Mugi to Olive (むぎとオリーブ)
IT’S exciting to be in Japan at the height of the country’s ramen revolution where young and not so young ramen-ya chefs are being recognised for their innovation and cutting-edge bowls not only by long queues of zealots but also by renowned publications such as the Michelin Guide. Japan is possibly one of the only countries in the world where you can get a Michelin rated meal for about $10. One such ramen-ya that is taking ramen to new heights and is being recognised for its innovation and unique bowls is Muji to Olive in Tokyo’s stylish Ginza’s area.
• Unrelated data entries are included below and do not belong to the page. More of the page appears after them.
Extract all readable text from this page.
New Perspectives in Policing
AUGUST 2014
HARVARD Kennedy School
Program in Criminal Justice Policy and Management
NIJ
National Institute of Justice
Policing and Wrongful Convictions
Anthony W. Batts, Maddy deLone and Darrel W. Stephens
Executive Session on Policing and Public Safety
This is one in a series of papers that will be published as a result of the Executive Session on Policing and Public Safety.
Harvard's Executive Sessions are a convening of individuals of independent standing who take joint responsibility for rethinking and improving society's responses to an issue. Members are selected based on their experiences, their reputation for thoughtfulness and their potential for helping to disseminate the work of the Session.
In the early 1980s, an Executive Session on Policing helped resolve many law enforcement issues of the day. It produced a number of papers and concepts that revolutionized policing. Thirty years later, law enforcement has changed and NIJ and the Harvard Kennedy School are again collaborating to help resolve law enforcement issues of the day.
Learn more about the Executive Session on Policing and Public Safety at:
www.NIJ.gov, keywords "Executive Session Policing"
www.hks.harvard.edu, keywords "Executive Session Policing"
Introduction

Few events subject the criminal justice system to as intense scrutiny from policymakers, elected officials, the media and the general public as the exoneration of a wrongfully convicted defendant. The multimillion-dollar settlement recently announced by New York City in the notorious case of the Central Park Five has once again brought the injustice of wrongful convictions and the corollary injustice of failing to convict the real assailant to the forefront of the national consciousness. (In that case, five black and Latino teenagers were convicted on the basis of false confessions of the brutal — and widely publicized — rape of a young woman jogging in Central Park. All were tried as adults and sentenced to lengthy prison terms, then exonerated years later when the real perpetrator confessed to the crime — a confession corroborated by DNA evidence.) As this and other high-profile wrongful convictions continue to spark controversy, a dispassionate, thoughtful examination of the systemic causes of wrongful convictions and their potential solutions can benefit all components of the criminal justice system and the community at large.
Mugi to Olive translates as “Wheat and Olive” – wheat for the ramen noodles and olive for the virgin olive oil found at the ramen bar for adding to your bowl during the halfway stage to give it a richer and different complexity to the broth. It actually works very well and changes the flavour profile of its dishes and its this innovation as well as its marvellous clam and sardine soup base that has hordes lining up for one of the 15 counter table seats. The restaurant interior has a simple yet contemporary wooden countertop with water served in stainless steel cups. You can watch the chefs preparing your bowl like ballroom dancers gliding around the kitchen.
The ramen-ya serves serves three types of shoyu soup: one made with niboshi, (sardine), one with hamaguri clams and another with chicken. The “triple soba” option – which comes with a mix of all three broths – is the bowl that gets a lot of attention and praise from ramen zealots (as does the mazesoba) . Any of the menu items are easy to order at the ticket machine once you enter (for English speakers there is a menu above it to guide you to what order button to push).
Mugi to Olive is a ramen-ya that is hell-bent on creating excellence in every bowl by using only ingredients that are renowned to be the best in Japan. The noodles come from Kyoto producer come from Teigaku, the chicken used is Daisen chicken from Tottori prefecture, while the hamaguri clams are from Kuwana in Moe prefecture – a region famous for these types of molluscs.
My triple ramen was simply stunning. The thin, straight noodles were al-dente The combination of clam, chicken and sardine soup with a tare of soy had pure dollops of chicken fat floating in it. The broths meld well – no over dominance by with the fish or chicken. The toppings included a tender piece of melt-in-your-mouth sous-vide Daisen chicken breast, half a dozen or so of those hamaguri clams a couple of knotted stripes of kamaboko naruto (fish cake), some strips of yam, a sprinkling of mitsuba greens and some seaweed.
Adding a glug of olive oil to the bowl halfway is a must (and the ritual) – it certainly adds another dimension and more depth of flavour – the peppery and fruity oil working well with the stock adding more umami and coating the mouth to make the flavour last longer.
Mugi to Olive is a ramen-ya that should be on the list of any true ramen zealot.